“Lucy” look-alikes honour Lucille Ball’s 100th birthday
Sporting upswept hairdos and blue and white polka dot dresses, the crowd of 915 Lucy Ricardos set to establish the first Guinness world record in her honour. It was all part of the annual Lucy Fest in Jamestown, which drew fans from as far away as Australia to the normally sleepy town of 30,000 people in upstate New York.
My folks grew up near Jamestown and I’ve got plenty of relatives in the area. I’ve gone there for numerous family reunions/vacation but skipped this year; the nieces have outgrown the charm of a sleepy town and even sleepier smaller towns around the lake. Reunion is in July so we miss Lucy-fest anyway. Not sure I’d want to cope with that.
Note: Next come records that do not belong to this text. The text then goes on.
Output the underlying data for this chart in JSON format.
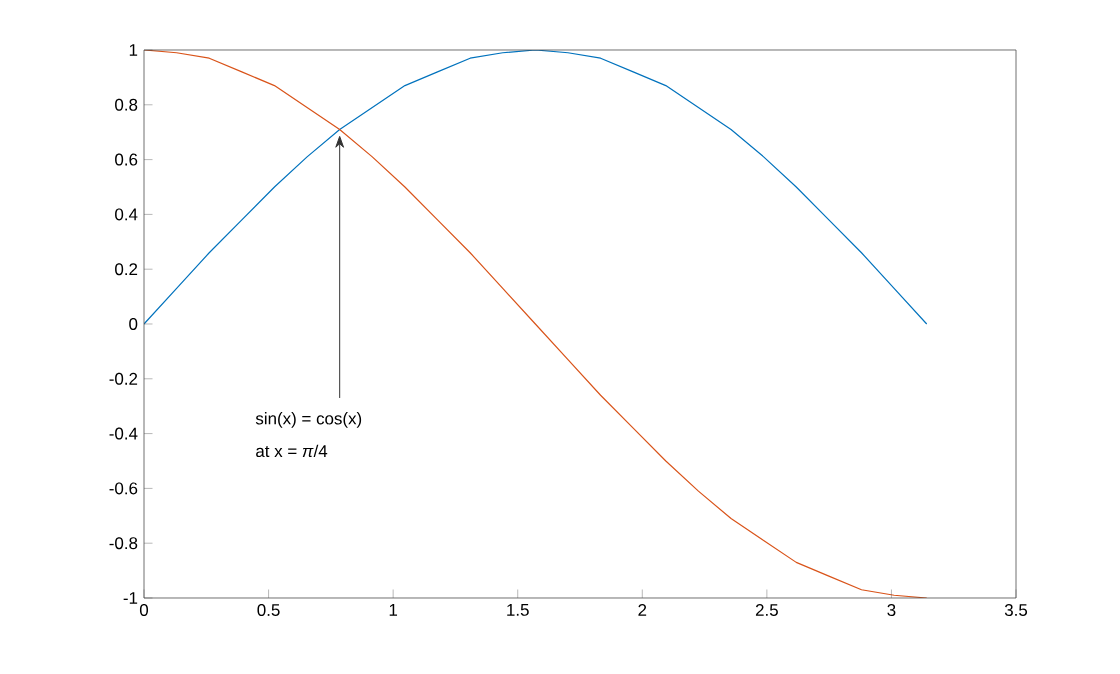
{
  "chart_data": {
    "type": "line",
    "x": [
      0,
      0.1309,
      0.2618,
      0.3927,
      0.5236,
      0.6545,
      0.7854,
      0.9163,
      1.0472,
      1.1781,
      1.309,
      1.4399,
      1.5708,
      1.7017,
      1.8326,
      1.9635,
      2.0944,
      2.2253,
      2.3562,
      2.4871,
      2.618,
      2.7489,
      2.8798,
      3.0107,
      3.1416
    ],
    "series": [
      {
        "color": "#0072bd",
        "values": [
          0,
          0.13,
          0.26,
          0.38,
          0.5,
          0.61,
          0.71,
          0.79,
          0.87,
          0.92,
          0.97,
          0.99,
          1,
          0.99,
          0.97,
          0.92,
          0.87,
          0.79,
          0.71,
          0.61,
          0.5,
          0.38,
          0.26,
          0.13,
          0
        ]
      },
      {
        "color": "#d95319",
        "values": [
          1,
          0.99,
          0.97,
          0.92,
          0.87,
          0.79,
          0.71,
          0.61,
          0.5,
          0.38,
          0.26,
          0.13,
          0,
          -0.13,
          -0.26,
          -0.38,
          -0.5,
          -0.61,
          -0.71,
          -0.79,
          -0.87,
          -0.92,
          -0.97,
          -0.99,
          -1
        ]
      }
    ],
    "xlim": [
      0,
      3.5
    ],
    "ylim": [
      -1,
      1
    ],
    "xticks": [
      0,
      0.5,
      1,
      1.5,
      2,
      2.5,
      3,
      3.5
    ],
    "yticks": [
      -1,
      -0.8,
      -0.6,
      -0.4,
      -0.2,
      0,
      0.2,
      0.4,
      0.6,
      0.8,
      1
    ],
    "annotations": [
      {
        "text": "sin(x) = cos(x)",
        "x": 0.7854,
        "y": 0.71
      },
      "at x = *π*/4"
    ],
    "marker": "none",
    "line_style": "solid"
  }
}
But the kicker here is “upstate New York.” “Upstate” as used by many is not a geographical term. It means “not in NY City.” Otherwise you might think of “upstate” as being up — or north— of NY city. And some distance north, too, so it’s not “just outside of the city.” Like the capitol district, Albany/Schenectady/Troy, and points north. You can include areas to the west, like Utica and Syracuse. But Jamestown? It’s at the south end of Lake Chautauqua, southwest of Buffalo and just east of Erie, PA (about about a 45-minute drive) and not even a half-hour drive into Pennsylvania when going south. You’ve really conveyed no information by geographically dividing the state into “the city” and the other 99% of the area that comprises it.
It’s similar (though opposite in direction) in Illinois. I grew up in Rockford, which is north of Chicago but “downstate” as in “not Chicago” (or actually not “the Chicagoland Area”).
Now that I have two data points I will extrapolate to conclude that this is a problem in all states with a large population center. Though Massachusetts has an east-west axis. I wonder what they say?
I propose using notNewYorkCity, notChicago, notPhilly, etc. I grew up in notNYC NY and lived in notPortland Oregon, during grad school.